Just getting something off my chest here. My FIL died the day after Christmas. I hadn't seen him since the summer, when he was terribly thin at that time, but still standing, fixing his own food.
Six months later, he died. When I saw his body, I was stunned at how emaciated he was. I couldn't believe someone could have lived at that weight. Every bone showed. His face was white, eyes closed, mouth open. When I first went into the room, I thought he wasn't even there, he was so thin and made no impression on the bed. He looked like something from a horror film. I was with my grandparents when they died…they looked nothing like this, thank God.
Though he was on hospice the last few days of his life, he should've been on it at least a couple of months before. It would've saved him so much pain. He was in agony when he finally accepted it. He hated western medicine and thought a raw vegetable diet would cure him. He essentially starved himself to death. He was 95 but never wanted to admit he was getting old. He knew more than the doctors, he thought, and he ended up pathetic and wasted.
That image is going to haunt me. He was a mean-spirited bully, but even he shouldn't have gotten to that point. All I hope now is that my MIL will have a better life and will live long enough to enjoy it.
However when my husband(who was under hospice care in our home for the last 22 months of his life, yet they couldn't get his pain under control especially at the end, and he hadn't eaten for 41 days and nothing to drink for over 25 days,)died, he too looked quite skeletal, and not at all like the man I loved and married 26 years earlier.
It was not how I wanted to remember him by, and thankfully 2 1/2 months later in the very early morning hours of Dec. 6th 2020(the morning after my husbands birthday)I was awakened by a pressure that was going down my entire left side as I was sleeping on my right side. I couldn't figure out what was going on, and as I turned to see, my husbands face was right in front of mine. He was younger, healthy, tan and best of all, smiling. It was a gift for sure, as I now knew that he was ok.
So now when and if the picture of him on his death bed and in the body bag tries to creep in, I immediately replace it with his smiling healthy face that came to visit me that Dec. morning.
Geaton, I bawled my way through Yad Vashem. I couldn't believe that one human could treat another so reprehensibly, you have to be a demon to behold and participate in that kind of behavior. To me, it is solid proof that the Jews are Gods chosen people, otherwise they wouldn't have been targeted for annihilation, that failed.
Funky, a dear friend was blessed with a visitation from her husband too. It gave her such comfort and peace, what a tremendous blessing for all who receive it.

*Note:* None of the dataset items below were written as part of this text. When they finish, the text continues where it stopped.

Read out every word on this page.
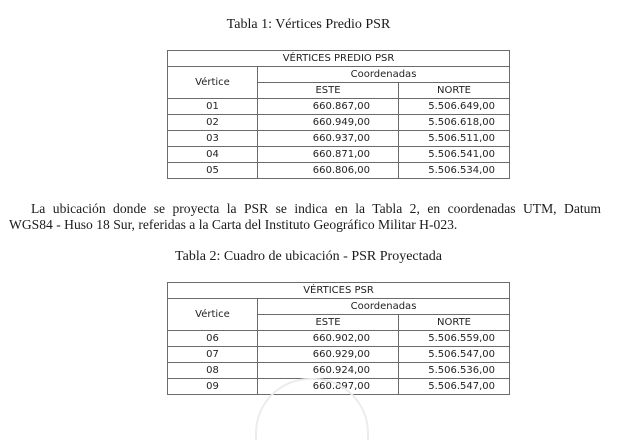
Tabla 1: Vértices Predio PSR
VÉRTICES PREDIO PSR		
Vértice	Coordenadas	
	ESTE	NORTE
01	660.867,00	5.506.649,00
02	660.949,00	5.506.618,00
03	660.937,00	5.506.511,00
04	660.871,00	5.506.541,00
05	660.806,00	5.506.534,00
La ubicación donde se proyecta la PSR se indica en la Tabla 2, en coordenadas UTM, Datum
WGS84 - Huso 18 Sur, referidas a la Carta del Instituto Geográfico Militar H-023.
Tabla 2: Cuadro de ubicación - PSR Proyectada
VÉRTICES PSR		
Vértice	Coordenadas	
	ESTE	NORTE
06	660.902,00	5.506.559,00
07	660.929,00	5.506.547,00
08	660.924,00	5.506.536,00
09	660.897,00	5.506.547,00
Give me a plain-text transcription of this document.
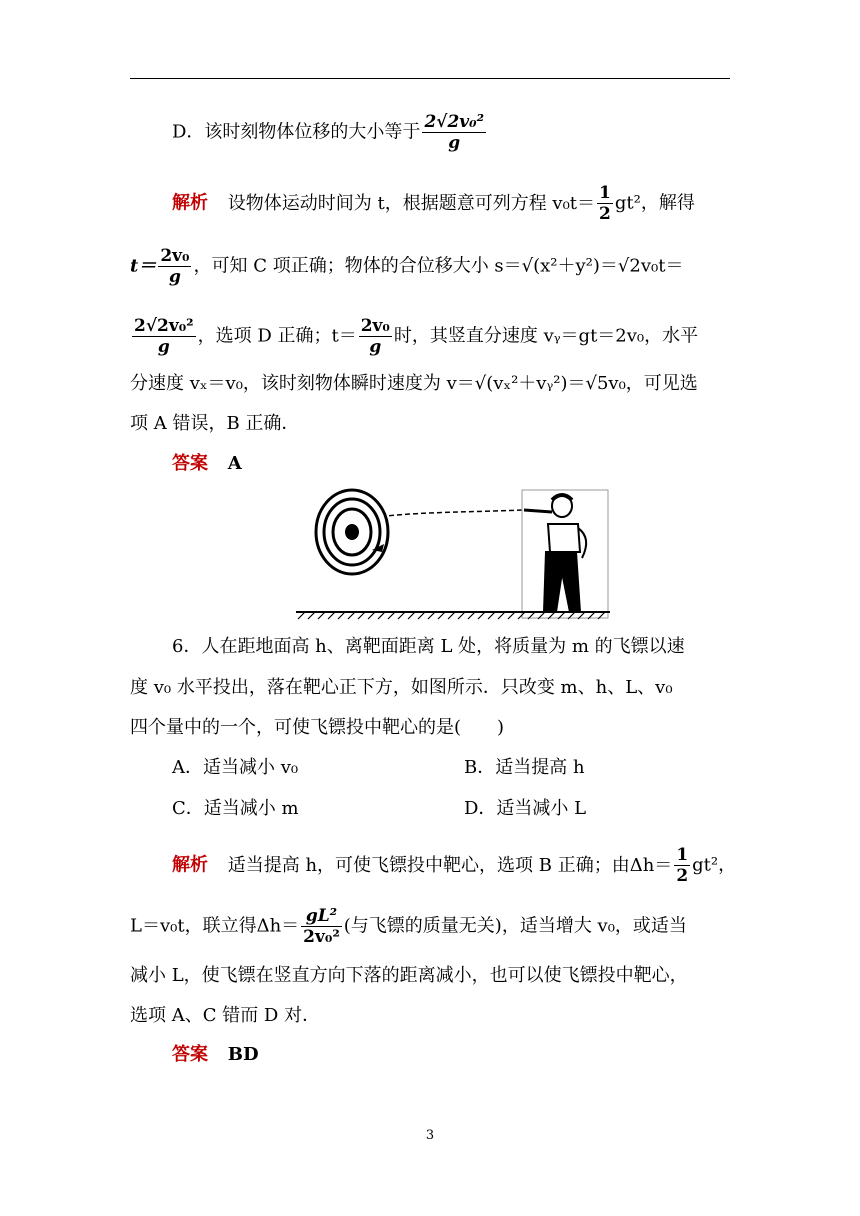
D．该时刻物体位移的大小等于 $\frac{\text{2√2v₀²}}{g}$
解析 设物体运动时间为 t，根据题意可列方程 $v_0t= \frac{1}{2} gt^2$，解得
$t= \frac{\text{2v₀}}{g}$ ，可知 C 项正确；物体的合位移大小 s＝√(x²＋y²)＝√2v₀t＝
$\frac{\text{2√2v₀²}}{g}$ ，选项 D 正确；$t= \frac{\text{2v₀}}{g}$ 时，其竖直分速度 vᵧ＝gt＝2v₀，水平
分速度 vₓ＝v₀，该时刻物体瞬时速度为 v＝√(vₓ²＋vᵧ²)＝√5v₀，可见选
项 A 错误，B 正确．
答案 A
6．人在距地面高 h、离靶面距离 L 处，将质量为 m 的飞镖以速
度 v₀ 水平投出，落在靶心正下方，如图所示．只改变 m、h、L、v₀
四个量中的一个，可使飞镖投中靶心的是(　　)
A．适当减小 v₀	B．适当提高 h
C．适当减小 m	D．适当减小 L
解析 适当提高 h，可使飞镖投中靶心，选项 B 正确；由$\Delta h= \frac{1}{2} gt^2$，
L＝v₀t，联立得$\Delta h= \frac{\text{gL²}}{\text{2v₀²}}$ (与飞镖的质量无关)，适当增大 v₀，或适当
减小 L，使飞镖在竖直方向下落的距离减小，也可以使飞镖投中靶心，
选项 A、C 错而 D 对．
答案 BD
3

I have been working on focusing less on the end and more on the life she had. At some point I hope those last hours will recede and I will be at peace. I suspect it will just take time. Please take care.
She looked awful, and I was not prepared for that. Lealonnie--I wish YB had done that with mother, her mouth was wide open and it looked so scary. I asked him "can't we close her mouth? YS is going to absolutely freak out". No, we couldn't and honestly, that image is haunting me.
I swear the soul takes up 'space'. She looked tiny, and while she was small, she was not that small. IDK----the mortuary did a beautiful job with her hair and makeup and my OS and I dressed her for burial. That helped me to deal with the shock of how awful she looked right after her death.
I'm glad, for her sake, that she's gone. but typing this is making my BP rise...I guess I am not as 'over it' as I thought.
I've seen quite a few people right after their passing, but mother's was the hardest. She looked like she was in pain....but I know she passed quickly and painlessly.
I, too, thought that image would haunt me, but a month later I couldn't even conjure that image in my mind. You'll forget, too.
The body, when its preparing for transition, looks emaciated in some cases. A person approaching death will stop eating and drinking some days or even weeks prior.
I'm sorry that I don't have much feedback on this. I'm sorry that your FIL took the harder road to his transition, but please take comfort in knowing that he is finally at peace. Your FIL did what he felt was best for himself. He made his own decisions even to the dire end.
She was always a thin woman but she became a skeleton with flesh on it as she approached her end. She didn’t even weigh 100 pounds.
I have never gotten that image out of my mind.